For years we’ve been selling China a lot of our bonds. We need the money and they want a safe place to put their money. Some people said that we were at their mercy, but really we had them by the balls. A big borrower always has leverage against his main creditor, because creditors want their money back and are reluctant to do anything that might interfere with the big borrower’s earning ability.
Since our government is increasing its spending substantially, and borrowing to cover much of the new spending, we need China more than we used to. If we can’t sell more bonds we will have to print even more money or raise tax rates even higher than is already planned. Either course of action would eventually be politically costly, perhaps ruinous, for the Obama adminstration.
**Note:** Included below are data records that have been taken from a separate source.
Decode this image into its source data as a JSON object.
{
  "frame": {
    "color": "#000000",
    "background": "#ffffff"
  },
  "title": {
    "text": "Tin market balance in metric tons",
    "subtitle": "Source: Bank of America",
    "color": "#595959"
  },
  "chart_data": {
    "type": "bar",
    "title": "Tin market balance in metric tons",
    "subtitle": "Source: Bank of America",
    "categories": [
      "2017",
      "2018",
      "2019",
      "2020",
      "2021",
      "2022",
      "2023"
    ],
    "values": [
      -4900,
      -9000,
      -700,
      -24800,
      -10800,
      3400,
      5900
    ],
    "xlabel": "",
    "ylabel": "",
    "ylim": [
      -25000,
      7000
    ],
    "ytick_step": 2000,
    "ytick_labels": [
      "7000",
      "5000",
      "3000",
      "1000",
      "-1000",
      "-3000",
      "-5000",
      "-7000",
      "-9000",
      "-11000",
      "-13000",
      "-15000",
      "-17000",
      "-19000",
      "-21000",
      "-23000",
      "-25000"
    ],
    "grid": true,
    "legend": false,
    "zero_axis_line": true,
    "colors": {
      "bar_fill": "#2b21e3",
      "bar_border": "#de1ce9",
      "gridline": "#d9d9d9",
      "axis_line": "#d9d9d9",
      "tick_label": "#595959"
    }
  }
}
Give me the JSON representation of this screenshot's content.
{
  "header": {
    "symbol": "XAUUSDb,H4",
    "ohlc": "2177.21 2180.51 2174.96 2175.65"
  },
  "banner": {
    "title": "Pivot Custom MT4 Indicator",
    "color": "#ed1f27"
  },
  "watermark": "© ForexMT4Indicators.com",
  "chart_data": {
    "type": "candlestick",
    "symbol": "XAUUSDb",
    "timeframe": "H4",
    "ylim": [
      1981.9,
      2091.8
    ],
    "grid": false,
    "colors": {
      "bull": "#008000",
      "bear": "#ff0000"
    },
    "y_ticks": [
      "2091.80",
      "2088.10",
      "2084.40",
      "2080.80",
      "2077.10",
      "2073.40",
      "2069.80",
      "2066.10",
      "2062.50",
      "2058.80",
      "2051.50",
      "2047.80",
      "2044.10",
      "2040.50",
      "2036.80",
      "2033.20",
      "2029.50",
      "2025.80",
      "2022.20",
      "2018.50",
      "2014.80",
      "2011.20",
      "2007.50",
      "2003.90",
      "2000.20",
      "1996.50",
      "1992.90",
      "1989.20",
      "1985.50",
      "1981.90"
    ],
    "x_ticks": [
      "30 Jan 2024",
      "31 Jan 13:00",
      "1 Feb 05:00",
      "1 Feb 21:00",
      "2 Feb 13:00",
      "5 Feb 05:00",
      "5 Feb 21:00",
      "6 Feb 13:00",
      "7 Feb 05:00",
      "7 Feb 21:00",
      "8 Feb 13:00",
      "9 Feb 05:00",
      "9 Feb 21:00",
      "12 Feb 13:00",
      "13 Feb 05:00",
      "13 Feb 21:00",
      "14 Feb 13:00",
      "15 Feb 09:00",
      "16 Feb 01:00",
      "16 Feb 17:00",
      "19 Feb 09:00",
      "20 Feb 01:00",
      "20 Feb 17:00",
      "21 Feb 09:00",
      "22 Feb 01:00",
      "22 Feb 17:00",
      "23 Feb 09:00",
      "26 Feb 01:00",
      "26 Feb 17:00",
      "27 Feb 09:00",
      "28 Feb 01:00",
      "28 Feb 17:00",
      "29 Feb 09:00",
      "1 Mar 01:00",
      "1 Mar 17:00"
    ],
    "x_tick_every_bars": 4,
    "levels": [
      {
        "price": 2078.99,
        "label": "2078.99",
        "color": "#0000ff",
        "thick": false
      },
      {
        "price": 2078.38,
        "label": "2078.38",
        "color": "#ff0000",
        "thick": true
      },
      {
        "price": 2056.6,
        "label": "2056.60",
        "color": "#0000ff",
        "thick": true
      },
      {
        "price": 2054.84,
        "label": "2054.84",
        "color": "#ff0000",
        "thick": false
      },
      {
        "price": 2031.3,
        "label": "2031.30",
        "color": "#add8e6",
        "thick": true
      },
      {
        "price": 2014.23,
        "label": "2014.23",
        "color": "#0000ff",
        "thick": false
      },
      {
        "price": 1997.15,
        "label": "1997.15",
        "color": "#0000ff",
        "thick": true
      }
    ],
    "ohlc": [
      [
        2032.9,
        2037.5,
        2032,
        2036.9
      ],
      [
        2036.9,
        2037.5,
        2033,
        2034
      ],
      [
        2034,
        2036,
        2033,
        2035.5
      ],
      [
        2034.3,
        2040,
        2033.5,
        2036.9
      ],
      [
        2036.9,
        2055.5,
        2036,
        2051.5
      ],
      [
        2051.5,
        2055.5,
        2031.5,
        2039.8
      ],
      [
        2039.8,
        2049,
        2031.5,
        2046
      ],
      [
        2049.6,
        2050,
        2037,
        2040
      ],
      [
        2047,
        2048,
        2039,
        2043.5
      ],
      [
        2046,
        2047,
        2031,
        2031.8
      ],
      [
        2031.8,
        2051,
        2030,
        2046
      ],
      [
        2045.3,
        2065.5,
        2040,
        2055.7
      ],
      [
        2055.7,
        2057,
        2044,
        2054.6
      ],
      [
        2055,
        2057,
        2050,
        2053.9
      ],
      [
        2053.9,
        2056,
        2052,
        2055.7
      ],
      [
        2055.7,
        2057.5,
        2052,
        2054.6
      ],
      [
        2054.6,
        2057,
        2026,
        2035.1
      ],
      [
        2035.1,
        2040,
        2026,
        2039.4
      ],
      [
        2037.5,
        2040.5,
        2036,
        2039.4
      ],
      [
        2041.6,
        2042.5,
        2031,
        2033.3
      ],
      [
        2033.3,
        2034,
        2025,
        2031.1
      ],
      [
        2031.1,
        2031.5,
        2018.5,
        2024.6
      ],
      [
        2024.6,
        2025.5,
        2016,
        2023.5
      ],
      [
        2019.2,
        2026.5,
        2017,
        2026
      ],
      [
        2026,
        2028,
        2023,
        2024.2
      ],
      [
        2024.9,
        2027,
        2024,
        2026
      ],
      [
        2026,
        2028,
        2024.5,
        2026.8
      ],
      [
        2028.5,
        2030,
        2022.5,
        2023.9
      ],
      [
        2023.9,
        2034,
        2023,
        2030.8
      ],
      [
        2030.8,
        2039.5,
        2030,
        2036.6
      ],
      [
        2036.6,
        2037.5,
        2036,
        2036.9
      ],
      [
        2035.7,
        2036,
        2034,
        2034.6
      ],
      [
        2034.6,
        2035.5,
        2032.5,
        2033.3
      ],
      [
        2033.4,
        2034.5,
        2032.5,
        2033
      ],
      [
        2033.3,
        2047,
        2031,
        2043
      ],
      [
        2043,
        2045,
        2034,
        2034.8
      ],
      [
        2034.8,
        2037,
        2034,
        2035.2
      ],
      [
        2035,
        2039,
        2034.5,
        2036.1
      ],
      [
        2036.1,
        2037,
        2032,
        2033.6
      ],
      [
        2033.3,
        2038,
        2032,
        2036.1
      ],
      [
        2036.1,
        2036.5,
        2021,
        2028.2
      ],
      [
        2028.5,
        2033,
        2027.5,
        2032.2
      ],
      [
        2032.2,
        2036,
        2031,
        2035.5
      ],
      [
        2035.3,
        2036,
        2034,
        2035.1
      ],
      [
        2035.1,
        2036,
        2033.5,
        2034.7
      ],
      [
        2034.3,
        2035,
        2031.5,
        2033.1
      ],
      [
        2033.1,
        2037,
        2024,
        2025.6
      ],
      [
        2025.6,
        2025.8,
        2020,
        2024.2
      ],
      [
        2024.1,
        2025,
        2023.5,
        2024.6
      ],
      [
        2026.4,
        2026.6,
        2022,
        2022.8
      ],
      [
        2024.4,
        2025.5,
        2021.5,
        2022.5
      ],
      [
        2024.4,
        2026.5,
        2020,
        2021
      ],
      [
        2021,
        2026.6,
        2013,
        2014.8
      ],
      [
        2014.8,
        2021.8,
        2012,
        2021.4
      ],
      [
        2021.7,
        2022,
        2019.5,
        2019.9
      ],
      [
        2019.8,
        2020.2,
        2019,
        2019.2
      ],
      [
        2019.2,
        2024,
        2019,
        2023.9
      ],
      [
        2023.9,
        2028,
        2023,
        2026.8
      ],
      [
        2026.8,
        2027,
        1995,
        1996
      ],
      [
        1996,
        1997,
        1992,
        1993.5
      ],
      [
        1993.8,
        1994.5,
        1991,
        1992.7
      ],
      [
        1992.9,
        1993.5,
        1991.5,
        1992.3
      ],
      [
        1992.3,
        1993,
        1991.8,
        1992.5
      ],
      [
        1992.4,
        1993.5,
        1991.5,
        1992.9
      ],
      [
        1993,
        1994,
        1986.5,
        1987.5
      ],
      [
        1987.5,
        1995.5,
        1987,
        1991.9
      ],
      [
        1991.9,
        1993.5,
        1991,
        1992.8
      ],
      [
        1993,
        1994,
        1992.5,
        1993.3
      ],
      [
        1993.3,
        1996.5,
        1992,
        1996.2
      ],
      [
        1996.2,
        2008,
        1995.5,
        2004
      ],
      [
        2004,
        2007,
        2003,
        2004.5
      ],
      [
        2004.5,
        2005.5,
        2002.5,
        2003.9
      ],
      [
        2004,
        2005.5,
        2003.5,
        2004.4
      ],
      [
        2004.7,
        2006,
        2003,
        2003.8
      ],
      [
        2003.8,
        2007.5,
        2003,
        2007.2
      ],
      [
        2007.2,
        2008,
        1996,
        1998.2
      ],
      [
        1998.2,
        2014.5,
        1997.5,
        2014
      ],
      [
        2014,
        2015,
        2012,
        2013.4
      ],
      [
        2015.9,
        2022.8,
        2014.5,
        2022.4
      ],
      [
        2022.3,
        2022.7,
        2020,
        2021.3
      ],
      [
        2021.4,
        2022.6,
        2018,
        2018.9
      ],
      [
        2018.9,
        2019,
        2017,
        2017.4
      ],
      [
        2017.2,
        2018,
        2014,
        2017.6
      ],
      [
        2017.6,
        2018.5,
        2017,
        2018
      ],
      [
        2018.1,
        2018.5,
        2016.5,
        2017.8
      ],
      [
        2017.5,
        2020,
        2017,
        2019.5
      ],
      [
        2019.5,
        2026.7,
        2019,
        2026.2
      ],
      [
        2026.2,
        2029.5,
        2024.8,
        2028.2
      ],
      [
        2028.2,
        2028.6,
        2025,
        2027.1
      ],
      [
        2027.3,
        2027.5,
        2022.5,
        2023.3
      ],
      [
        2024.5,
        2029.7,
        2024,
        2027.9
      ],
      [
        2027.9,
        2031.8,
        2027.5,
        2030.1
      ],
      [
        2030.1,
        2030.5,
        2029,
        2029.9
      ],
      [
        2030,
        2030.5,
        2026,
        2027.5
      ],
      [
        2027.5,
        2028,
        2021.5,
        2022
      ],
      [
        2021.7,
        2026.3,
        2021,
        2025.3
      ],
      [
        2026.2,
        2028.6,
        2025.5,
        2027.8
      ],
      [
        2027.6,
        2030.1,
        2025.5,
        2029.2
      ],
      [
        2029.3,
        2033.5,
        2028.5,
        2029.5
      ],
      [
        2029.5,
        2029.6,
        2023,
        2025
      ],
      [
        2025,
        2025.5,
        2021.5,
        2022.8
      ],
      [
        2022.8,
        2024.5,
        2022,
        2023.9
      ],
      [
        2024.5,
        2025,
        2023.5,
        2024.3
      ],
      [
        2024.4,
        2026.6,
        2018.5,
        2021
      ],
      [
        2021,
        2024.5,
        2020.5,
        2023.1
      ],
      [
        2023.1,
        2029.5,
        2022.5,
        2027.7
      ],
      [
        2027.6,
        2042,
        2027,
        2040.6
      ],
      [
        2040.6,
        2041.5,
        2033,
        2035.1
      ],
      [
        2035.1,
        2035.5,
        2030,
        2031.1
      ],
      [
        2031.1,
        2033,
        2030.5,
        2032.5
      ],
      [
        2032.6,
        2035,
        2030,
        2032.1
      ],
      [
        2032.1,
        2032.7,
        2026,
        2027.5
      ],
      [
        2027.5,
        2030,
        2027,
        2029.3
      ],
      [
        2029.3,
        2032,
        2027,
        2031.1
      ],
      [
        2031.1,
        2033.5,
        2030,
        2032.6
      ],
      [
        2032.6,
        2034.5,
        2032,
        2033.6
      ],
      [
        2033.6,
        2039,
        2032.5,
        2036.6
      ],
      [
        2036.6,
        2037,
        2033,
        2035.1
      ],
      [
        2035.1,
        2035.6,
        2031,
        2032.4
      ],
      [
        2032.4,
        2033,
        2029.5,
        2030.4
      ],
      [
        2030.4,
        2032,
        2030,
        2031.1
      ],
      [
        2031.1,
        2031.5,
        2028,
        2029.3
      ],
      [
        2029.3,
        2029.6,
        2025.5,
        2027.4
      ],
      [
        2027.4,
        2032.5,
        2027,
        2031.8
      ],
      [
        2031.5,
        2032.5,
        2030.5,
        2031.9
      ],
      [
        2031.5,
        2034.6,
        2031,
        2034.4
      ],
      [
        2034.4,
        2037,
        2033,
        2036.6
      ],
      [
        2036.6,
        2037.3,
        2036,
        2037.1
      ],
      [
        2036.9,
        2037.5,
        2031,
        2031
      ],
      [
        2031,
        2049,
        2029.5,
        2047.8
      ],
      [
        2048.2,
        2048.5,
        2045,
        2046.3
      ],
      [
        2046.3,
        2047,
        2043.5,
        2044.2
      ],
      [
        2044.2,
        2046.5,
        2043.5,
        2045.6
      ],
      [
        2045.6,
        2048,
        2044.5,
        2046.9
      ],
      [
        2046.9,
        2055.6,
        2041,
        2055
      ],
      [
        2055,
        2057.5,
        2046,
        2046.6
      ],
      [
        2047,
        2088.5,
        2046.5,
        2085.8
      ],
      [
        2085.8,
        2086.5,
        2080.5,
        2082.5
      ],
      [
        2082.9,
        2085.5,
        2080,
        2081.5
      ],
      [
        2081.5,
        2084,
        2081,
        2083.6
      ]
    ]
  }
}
So Treasury Secretary Geithner has been spending a lot of time trying to persuade the Chinese to buy more US bonds.
I think it’s reasonable to ask what price our country will pay in exchange for Chinese financial cooperation (we are asking them to take more risk, after all), and whether the Obama administration has a conflict of interest. Obama can do things to benefit the Chinese government — such as by muting actions that we might otherwise take in response to China’s military expansion or its hostile behavior toward our ally Taiwan or its human-rights abuses or its lack of cooperation on North Korea — that will be costly for us but whose costs will not be obvious for years. Obama has a strong political incentive to get his expensive programs passed. Could his personal political interest be allowed to trump the national interest? It might if the rest of us don’t pay attention.
(BTW, we’ve also been selling a lot of our bonds to Gulf oil states. Might there be some worrisome quid pro quos there as well?)